At Line, homemade fruit wines, called Why-ins, form the core of the drinks list. The waste from the fruit wines is reused in the bar’s cocktails, and sourdough bread and beer are also produced from waste ingredients. In fact, 85% of the food on the menu comes from ingredients that would otherwise be destined for compost or landfill.
“For the fruit wines that we make in-house, we tried to find the best farmers from all over Greece. We secure big boxes of the best quality fruit that we can find from them depending on the seasonality, sometimes that’s 600 kilos of fruit. We then make two kinds of Why-in – Classic, which are pure expressions of the fermented fruits, and Fancy, where the fruit wines are enhanced with housemade distillates, fresh fruit, or other aromas or processes.
“Collaboration is very important for us. We’re bartenders, not winemakers, so we’ve collaborated with one of the most important winemakers in Greece, Thanos Georgilas. He is the winemaker at T-Oinos Wines and used to make yeasts for Opus in Napa Valley, he’s so talented. So, imagine two bartenders asking him to make fruit wines, it’s like asking a tequila producer to make mezcal. But he agreed and he’s now going to be our partner on future plans.
Environmental reality
The choice of fruit wines isn’t just a taste preference, it also speaks to an environmental reality around the future production of wine in Greece.
“Grapes are very sensitive,” says Kyritsis. “With the climate changing, many popular varieties of grapes will change in profile all over the world, but especially in Europe. Other fruits aren’t so sensitive, so they are much more adaptable.
“Our job is always to keep moving forward. Our industry is constantly changing, trends come and go, and you always need to think about the future, that’s our mentality. As bartenders, Nikos and I want to always be curious about exploring new things.”
Line has been an instant success. In its first year open it was named number 31 in The World’s 50 Best Bars, a testament not just to the vision and ability of its founders but also their talent for packaging complex ideas in an uncomplicated way.
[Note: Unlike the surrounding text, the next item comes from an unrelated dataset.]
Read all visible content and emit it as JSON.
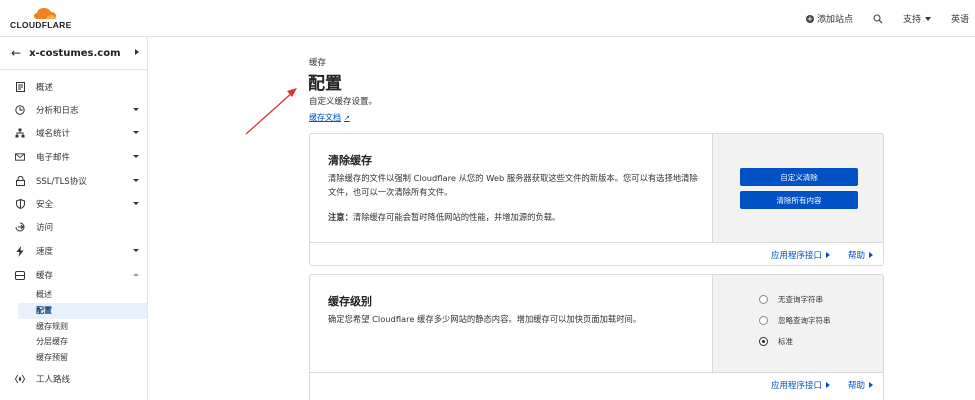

“Nowadays, people are searching for the craziest stuff presented in the craziest way, but at the end of the day, is that something people can love on a daily basis and not just for one presentation? I don’t think so. Our philosophy is that even if we are doing very experimental things behind the scenes, we want to present it in the simplest way, I think people appreciate that. All over the world, in the most classic or the most innovative bar, if you can’t explain yourself in a simple way to your audience, it’s not going to work.”